Question: Should IV push Lopressor be given on medical/surgical units where there is no cardiac monitoring?

Complete Question: Should IV push Lopressor (metoprolol) be given on medical-surgical units where there is no cardiac monitoring?

Answer: Our review reveals that the best practice is to ensure the patient receiving metoprolol has a cardiac monitor in place.

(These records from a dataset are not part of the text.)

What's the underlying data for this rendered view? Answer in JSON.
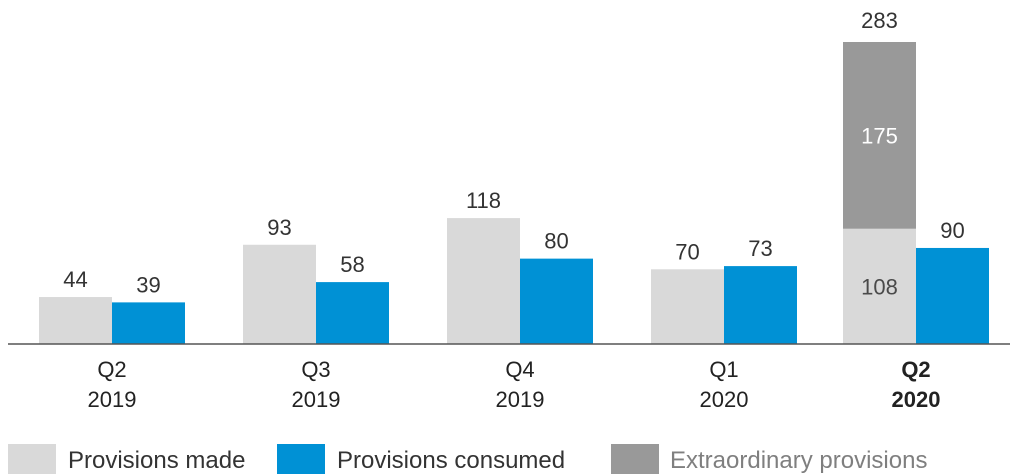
{
  "chart_data": {
    "type": "bar",
    "categories": [
      {
        "line1": "Q2",
        "line2": "2019",
        "highlight": false
      },
      {
        "line1": "Q3",
        "line2": "2019",
        "highlight": false
      },
      {
        "line1": "Q4",
        "line2": "2019",
        "highlight": false
      },
      {
        "line1": "Q1",
        "line2": "2020",
        "highlight": false
      },
      {
        "line1": "Q2",
        "line2": "2020",
        "highlight": true
      }
    ],
    "series": [
      {
        "name": "Provisions made",
        "color": "#d9d9d9",
        "values": [
          44,
          93,
          118,
          70,
          108
        ]
      },
      {
        "name": "Provisions consumed",
        "color": "#0091d5",
        "values": [
          39,
          58,
          80,
          73,
          90
        ]
      },
      {
        "name": "Extraordinary provisions",
        "color": "#999999",
        "values": [
          0,
          0,
          0,
          0,
          175
        ],
        "stacked_on": "Provisions made"
      }
    ],
    "totals": [
      null,
      null,
      null,
      null,
      283
    ],
    "legend_position": "bottom",
    "grid": false,
    "ylim": [
      0,
      290
    ],
    "title": "",
    "xlabel": "",
    "ylabel": ""
  }
}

The manufacturer recommends that patients who are receiving IV metoprolol have their heart rate, blood pressure and ECG monitored during administration. This allows the nurse to detect hypotension, bradycardia or atrioventricular block, which may occur rapidly. No recommendation is provided for ongoing monitoring (Physicians Digital Reference, 2019)

The American Heart Association recommends that cardiac monitoring be considered for patients who are undergoing initiation of medications which may lower heart rate when symptomatic bradycardia is a concern (Sandau, et al.2019). Metoprolol may decrease the heart rate (Physicians Digital Reference, 2019).

Some facilities may require additional training or competency validation for nurses who administer IV metoprolol.

Based on these recommendations, it would be appropriate to administer intravenous metoprolol on a medical-surgical unit, if cardiac monitoring is available.

We encourage you to review the information provided and work within your organization to further address your question.